I’ve never achieved the goal of a “perfect ride” on this course – that is, zero falls (or as I prefer to call them “unplanned dismounts,” or UPDs). But I know it’s possible, as I’ve tackled every section perfectly, overcome every individual obstacle. But I still have yet to put it all together in one, perfect ride.
Today was not the day.
When I entered the wooded trail, I quickly realized that my challenge would be even harder than usual. Recent storms had saturated the ground, making everything muddy and slippery. My feet were sliding on the pedals, and the wheel lost traction on steeper uphill climbs. Branches and trees littered the trail. I routinely plowed through an unceasing supply of spider webs. It was tough. Everything required more effort and a different approach. I already had several UPDs by the time I was a mile in!
I had a choice. I could admit defeat, feel bad about myself, and endure the rest of the ride in frustration. Or I could redefine success based on the conditions.
The conditions you face, in life, business, or sport, change performance in two ways. Conditions change what is required, and they change what is possible.
What is required? When you adapt to conditions, you discover new options. Perhaps new skills or tools are needed, or at least a new mindset. You perform differently because of your understanding of conditions, as well as your experience.

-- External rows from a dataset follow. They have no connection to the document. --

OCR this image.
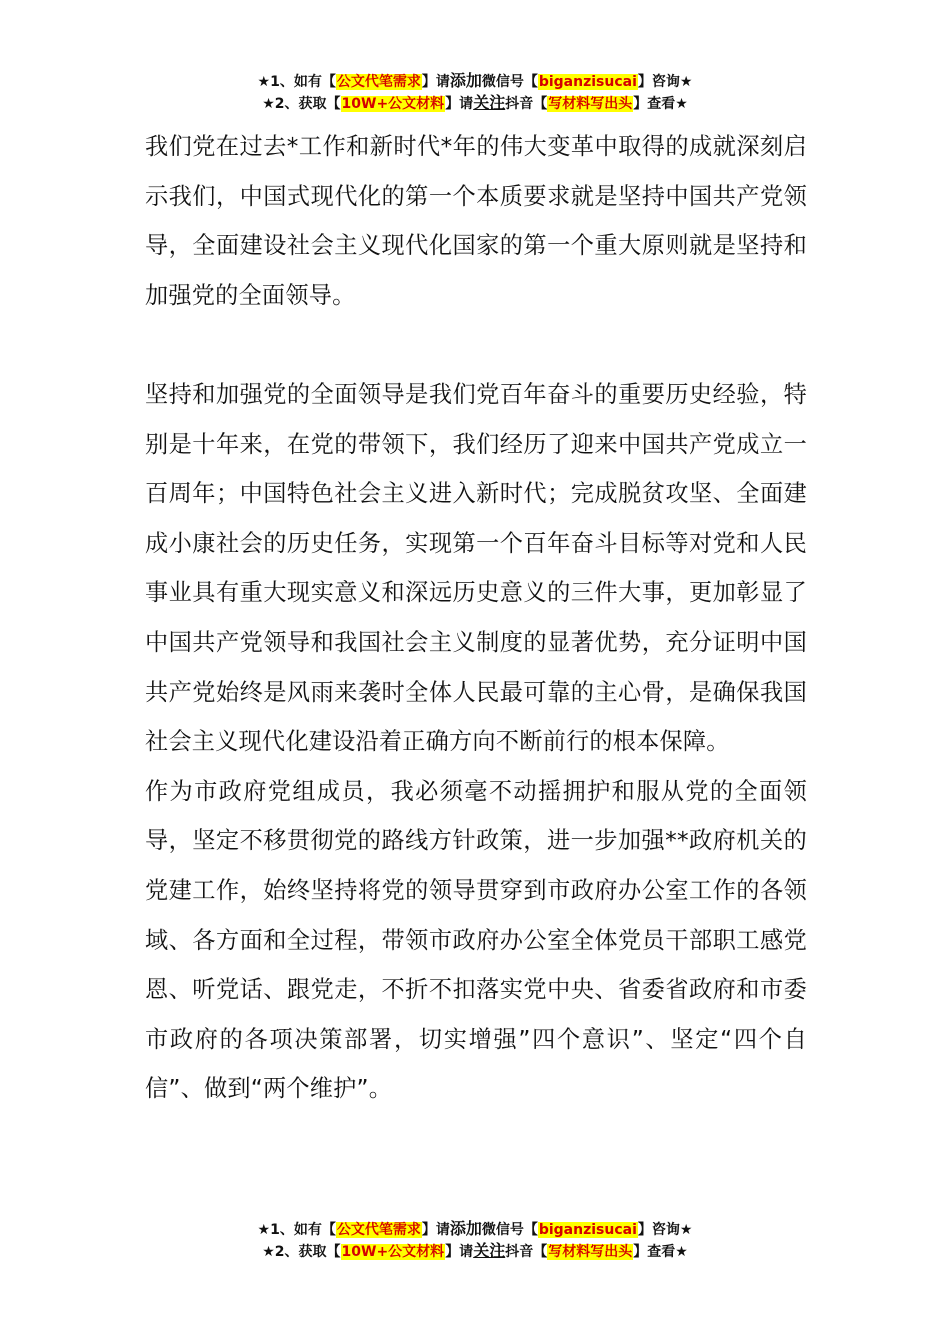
★1、如有【公文代笔需求】请添加微信号【biganzisucai】咨询★
★2、获取【10W+公文材料】请关注抖音【写材料写出头】查看★

我们党在过去*工作和新时代*年的伟大变革中取得的成就深刻启示我们，中国式现代化的第一个本质要求就是坚持中国共产党领导，全面建设社会主义现代化国家的第一个重大原则就是坚持和加强党的全面领导。

坚持和加强党的全面领导是我们党百年奋斗的重要历史经验，特别是十年来，在党的带领下，我们经历了迎来中国共产党成立一百周年；中国特色社会主义进入新时代；完成脱贫攻坚、全面建成小康社会的历史任务，实现第一个百年奋斗目标等对党和人民事业具有重大现实意义和深远历史意义的三件大事，更加彰显了中国共产党领导和我国社会主义制度的显著优势，充分证明中国共产党始终是风雨来袭时全体人民最可靠的主心骨，是确保我国社会主义现代化建设沿着正确方向不断前行的根本保障。

作为市政府党组成员，我必须毫不动摇拥护和服从党的全面领导，坚定不移贯彻党的路线方针政策，进一步加强**政府机关的党建工作，始终坚持将党的领导贯穿到市政府办公室工作的各领域、各方面和全过程，带领市政府办公室全体党员干部职工感党恩、听党话、跟党走，不折不扣落实党中央、省委省政府和市委市政府的各项决策部署，切实增强”四个意识”、坚定“四个自信”、做到“两个维护”。

★1、如有【公文代笔需求】请添加微信号【biganzisucai】咨询★
★2、获取【10W+公文材料】请关注抖音【写材料写出头】查看★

What is possible? Sometimes what you thought was possible is no longer, considering the conditions that exist. You have to own that reality. Adjust your expectations. Redefine success. Note that sometimes conditions increase the possibilities, creating new opportunity where it didn’t before exist.
In this case, existing conditions meant that some elements of my goal had to change, while others did not. The first goal, safety, is non-negotiable. In fact, given the conditions, this was more important than ever, requiring increased attention. I was absolutely willing to sacrifice UPDs (or even anticipate/plan dismounts), in order to ensure safety.

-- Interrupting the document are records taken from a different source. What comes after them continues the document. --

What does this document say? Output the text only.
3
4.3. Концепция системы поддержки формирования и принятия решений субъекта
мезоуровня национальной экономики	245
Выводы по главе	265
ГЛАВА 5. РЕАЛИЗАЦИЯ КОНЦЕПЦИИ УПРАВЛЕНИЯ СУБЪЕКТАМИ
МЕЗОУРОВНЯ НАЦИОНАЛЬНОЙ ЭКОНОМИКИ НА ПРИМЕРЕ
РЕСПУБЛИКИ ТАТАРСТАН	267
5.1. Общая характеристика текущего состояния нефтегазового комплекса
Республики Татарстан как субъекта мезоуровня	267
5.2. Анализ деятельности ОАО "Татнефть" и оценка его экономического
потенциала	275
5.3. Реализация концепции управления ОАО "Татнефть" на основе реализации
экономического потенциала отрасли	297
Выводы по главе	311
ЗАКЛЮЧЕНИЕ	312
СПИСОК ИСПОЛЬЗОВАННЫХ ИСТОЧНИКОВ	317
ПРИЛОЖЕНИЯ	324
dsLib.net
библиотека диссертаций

I accomplished that goal. Zero wipe outs or injuries. Heck yeah!
My second goal (zero UPDs) was quickly exchanged for two other conscious choices: Keep moving, and keep learning.
Keep moving: When I came off the unicycle, I didn’t stop my forward progress, but continued to walk forward until remounting the cycle. My mantra, just don’t stop, was rooted in the idea that any forward progress is better than no forward progress.

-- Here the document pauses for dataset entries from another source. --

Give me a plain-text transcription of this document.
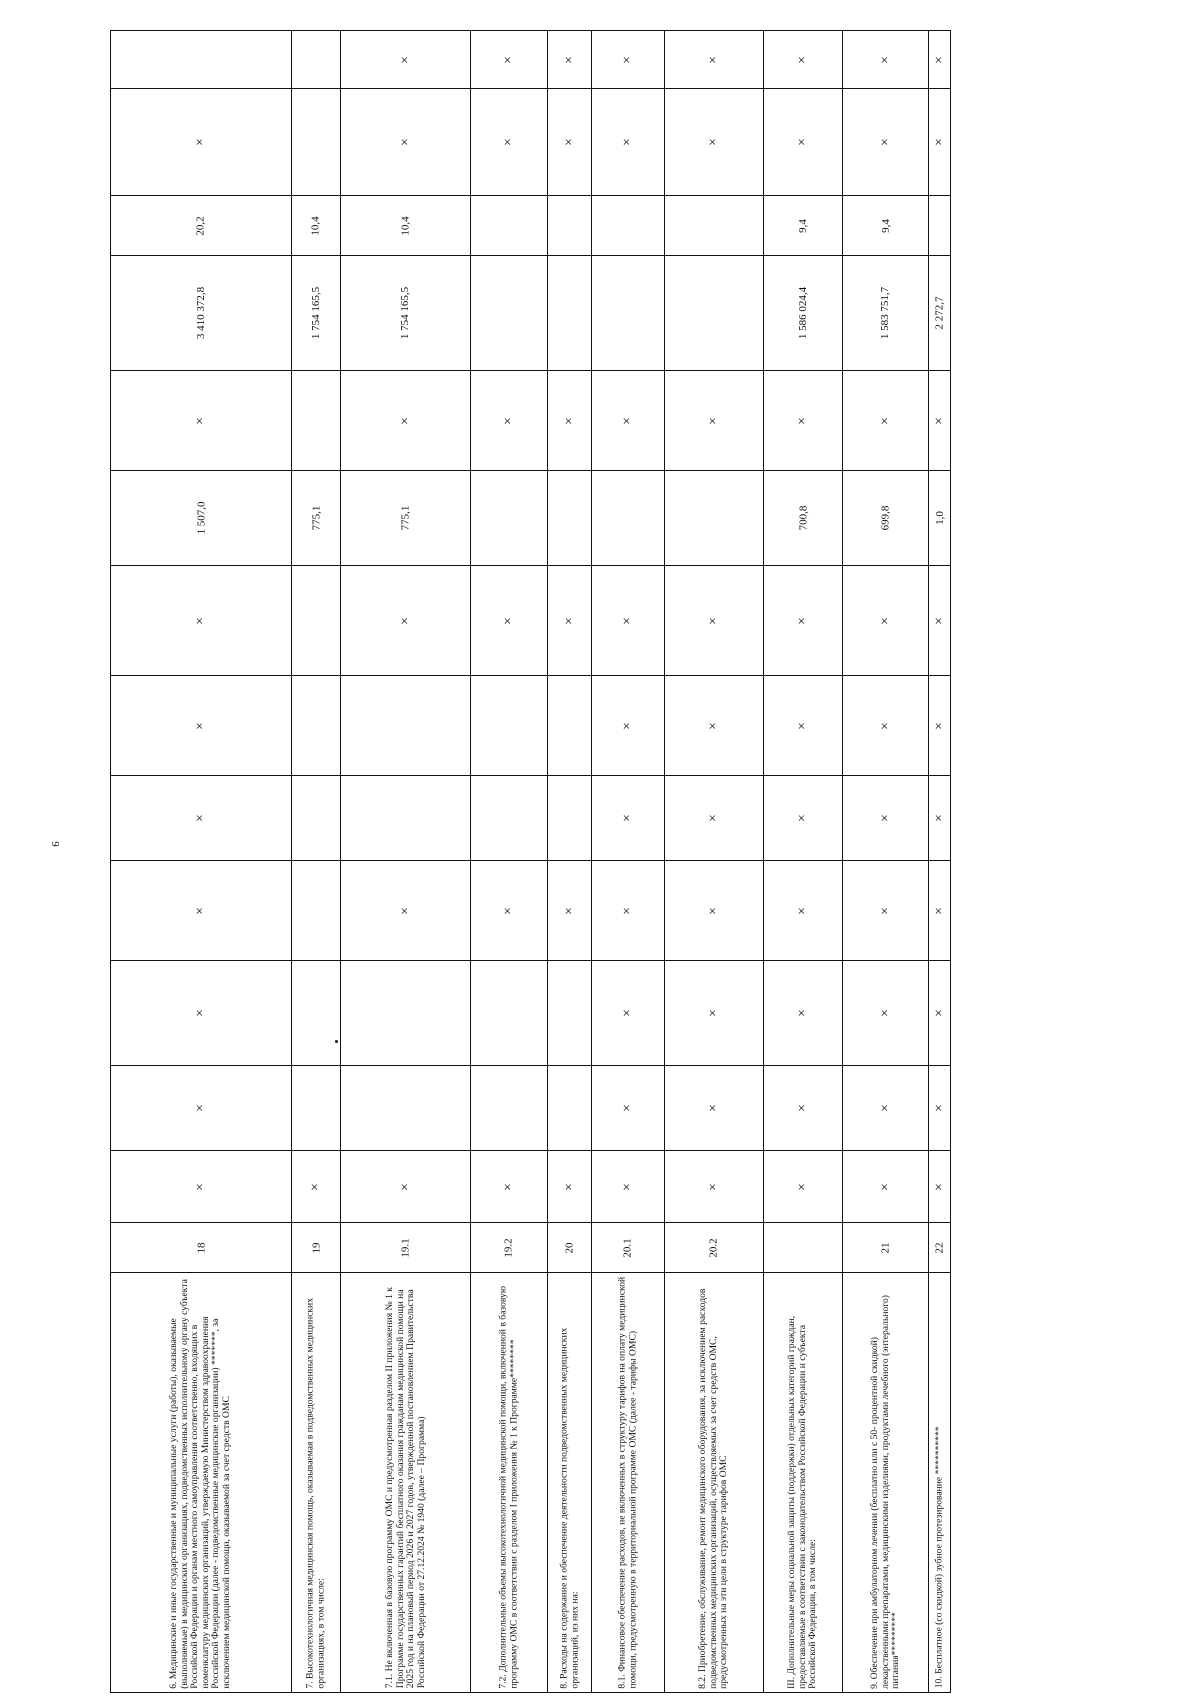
9
6. Медицинские и иные государственные и муниципальные услуги (работы), оказываемые (выполняемые) в медицинских организациях, подведомственных исполнительному органу субъекта Российской Федерации и органам местного самоуправления соответственно, входящих в номенклатуру медицинских организаций, утверждаемую Министерством здравоохранения Российской Федерации (далее - подведомственные медицинские организации) *******, за исключением медицинской помощи, оказываемой за счет средств ОМС
18
×
×
×
×
×
×
×
1 507,0
×
3 410 372,8
20,2
×
7. Высокотехнологичная медицинская помощь, оказываемая в подведомственных медицинских организациях, в том числе:
19
×
775,1
1 754 165,5
10,4
7.1. Не включенная в базовую программу ОМС и предусмотренная разделом II приложения № 1 к Программе государственных гарантий бесплатного оказания гражданам медицинской помощи на 2025 год и на плановый период 2026 и 2027 годов, утвержденной постановлением Правительства Российской Федерации от 27.12.2024 № 1940 (далее – Программа)
19.1
×
×
×
775,1
×
1 754 165,5
10,4
×
×
7.2. Дополнительные объемы высокотехнологичной медицинской помощи, включенной в базовую программу ОМС в соответствии с разделом I приложения № 1 к Программе********
19.2
×
×
×
×
×
×
8. Расходы на содержание и обеспечение деятельности подведомственных медицинских организаций, из них на:
20
×
×
×
×
×
×
8.1. Финансовое обеспечение расходов, не включенных в структуру тарифов на оплату медицинской помощи, предусмотренную в территориальной программе ОМС (далее - тарифы ОМС)
20.1
×
×
×
×
×
×
×
×
×
×
8.2. Приобретение, обслуживание, ремонт медицинского оборудования, за исключением расходов подведомственных медицинских организаций, осуществляемых за счет средств ОМС, предусмотренных на эти цели в структуре тарифов ОМС
20.2
×
×
×
×
×
×
×
×
×
×
III. Дополнительные меры социальной защиты (поддержки) отдельных категорий граждан, предоставляемые в соответствии с законодательством Российской Федерации и субъекта Российской Федерации, в том числе:
×
×
×
×
×
×
×
700,8
×
1 586 024,4
9,4
×
×
9. Обеспечение при амбулаторном лечении (бесплатно или с 50- процентной скидкой) лекарственными препаратами, медицинскими изделиями, продуктами лечебного (энтерального) питания*********
21
×
×
×
×
×
×
×
699,8
×
1 583 751,7
9,4
×
×
10. Бесплатное (со скидкой) зубное протезирование **********
22
×
×
×
×
×
×
×
1,0
×
2 272,7
×
×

When you have a setback, it doesn’t mean you have to stop. You can walk instead of run or ride. You can slow down and keep making forward progress, even if it’s not the type of progress you hoped for.
Keep learning: I recognized that this was a great opportunity to draw new lessons for future opportunities, including my choice of shoes for the conditions. I let some of the air out of my tire to get better traction on the slippery surfaces. And as for those spider webs – note to future self – keep your mouth closed.
Along my ride, I took successes where I could find them, including particularly well executed sections, long runs, lessons learned, and the ability to persevere. I also finished extremely strong, finding the energy and endurance to complete the challenging final uphill mile of the course without a mistake.
When I got back to the parking lot and looked at my watch, I was elated. Not only because I had finished, but had done so in less than 59 minutes. I had made my time, because I kept moving, even though I had essentially abandoned that goal. It wasn’t perfect. But it was successful. And it was safe.
What can you and I take from this experience to apply to other life challenges?
You may have ideals, goals, and perfect scenarios about what success looks like, or how the future will unfold: How your day will go. How your career will go. How your marriage will go. You may imagine a perfect conversation with a coworker, customer, spouse or child. That’s all it is – an ideal in your mind – UNTIL you begin taking action.
When you engage the real world conditions, with real time variables, things change. You will encounter conditions, such as:
How you recognize and respond to the conditions at hand will determine how, and perhaps, whether, you will complete your course of action. Ultimately this may mean you have to adjust your expectations, refine your approach, redefine success, and just keep moving forward. Safely.